Liquid water path - in units of g/m^{2} is a measure of the total amount of liquid water present between two points in the atmosphere.

LWP is an important quantity in understanding radiative transfer in the atmosphere. It is defined as the integral of liquid water content between two points in the atmosphere. For nadir observations and whole atmospheric column we have
$LWP=\int_{z=0}^\infty \rho_{air} r_L dz'$
where r_{L} is the liquid water mixing ratio and ρ_{air} is the density of air (including water loading).

The atmosphere is in approximate hydrostatic equilibrium and hydrostatic equation for atmospheric pressure is given by
$\frac{dp}{dz}= - \rho_{air} g$
which gives
$LWP=\int_0^{p=p_0} r_L dp/g$
where g is gravitational acceleration, dp is the pressure increment between two layers in the atmosphere and integration is between surface and top of the atmosphere. Liquid water path can also be defined between any two selected points.

The liquid water path can be approximately retrieved from passive and active remote sensing such as microwave radiometer instruments, for example SSM/I.

Typical values of liquid water path in marine stratocumulus can be of the order of 20-80 g/m^{2}.
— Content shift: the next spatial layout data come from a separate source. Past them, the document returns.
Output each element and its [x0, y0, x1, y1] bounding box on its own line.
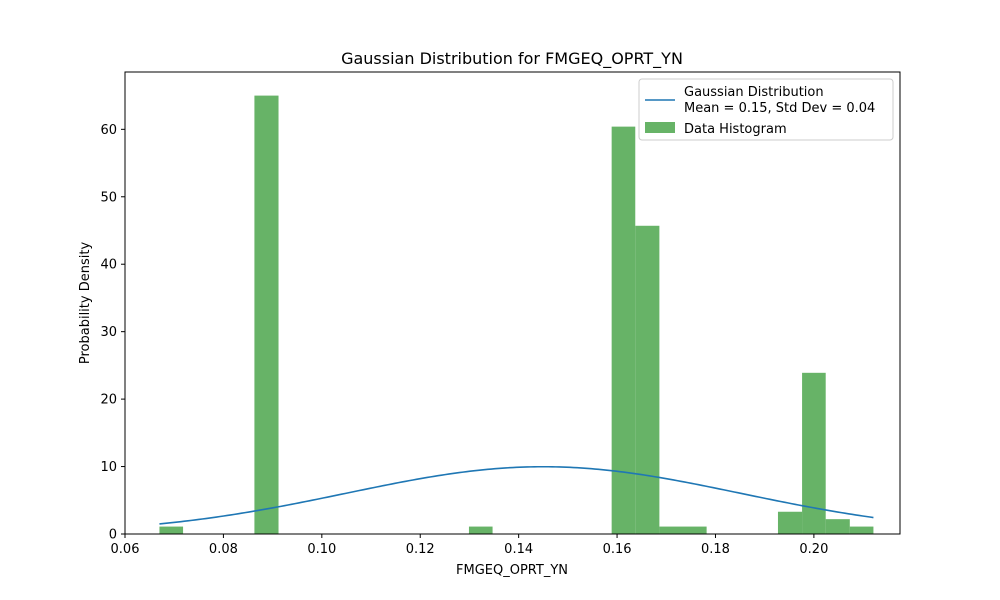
plot-frame	[124, 71, 901, 535]
x-tick-label-3: 0.12	[406, 542, 435, 557]
legend-histogram-label: Data Histogram	[684, 122, 787, 137]
histogram-bar-6	[683, 526, 707, 534]
gaussian-curve	[159, 465, 874, 525]
histogram-bar-3	[611, 126, 636, 535]
y-tick-label-4: 40	[100, 258, 117, 273]
x-tick-label-6: 0.18	[701, 542, 730, 557]
histogram-bar-5	[659, 526, 683, 534]
axes	[124, 71, 901, 535]
x-tick-label-5: 0.16	[603, 542, 632, 557]
y-tick-label-6: 60	[100, 123, 117, 138]
x-tick-label-2: 0.10	[307, 542, 336, 557]
chart-title: Gaussian Distribution for FMGEQ_OPRT_YN	[341, 49, 683, 69]
legend: Gaussian Distribution Mean = 0.15, Std D…	[638, 78, 894, 141]
legend-gaussian-label-line2: Mean = 0.15, Std Dev = 0.04	[684, 101, 875, 116]
y-tick-label-1: 10	[100, 460, 117, 475]
histogram-bar-0	[159, 526, 184, 534]
histogram-bars	[159, 95, 874, 535]
y-axis-label: Probability Density	[78, 242, 93, 365]
x-tick-label-0: 0.06	[111, 542, 140, 557]
y-tick-label-2: 20	[100, 393, 117, 408]
histogram-bar-4	[635, 225, 660, 534]
histogram-bar-10	[849, 526, 874, 534]
histogram-bar-7	[777, 511, 803, 534]
legend-gaussian-label-line1: Gaussian Distribution	[684, 85, 824, 100]
histogram-bar-2	[468, 526, 493, 534]
legend-histogram-swatch	[645, 122, 675, 133]
x-tick-label-7: 0.20	[799, 542, 828, 557]
x-tick-label-4: 0.14	[504, 542, 533, 557]
histogram-bar-1	[254, 95, 279, 535]
histogram-bar-8	[802, 372, 826, 534]
y-ticks: 0 10 20 30 40 50 60	[100, 123, 125, 543]
plot-background	[125, 72, 900, 534]
x-ticks: 0.06 0.08 0.10 0.12 0.14 0.16 0.18 0.20	[111, 534, 828, 557]
y-tick-label-5: 50	[100, 190, 117, 205]
histogram-bar-9	[825, 519, 850, 534]
x-axis-label: FMGEQ_OPRT_YN	[456, 563, 568, 578]
legend-box	[638, 78, 894, 141]
x-tick-label-1: 0.08	[209, 542, 238, 557]
y-tick-label-0: 0	[109, 528, 117, 543]
y-tick-label-3: 30	[100, 325, 117, 340]
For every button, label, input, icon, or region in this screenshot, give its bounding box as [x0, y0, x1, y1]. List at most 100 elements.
The liquid water path also contributes to important cloud properties. As the value of the liquid water path increases, so does the albedo of the cloud. This increase in albedo is seen most quickly at the lower end of the liquid water path spectrum, that is, the smaller the amount of total water, the quicker the albedo increases. The radiative absorption of clouds is also dependent on the liquid water path. An increase of liquid water path leads to an increase in absorption. Again, the largest increase is seen with lower levels of liquid water path. These connections are due to the proportionality between the liquid water path and the optical depth of the cloud.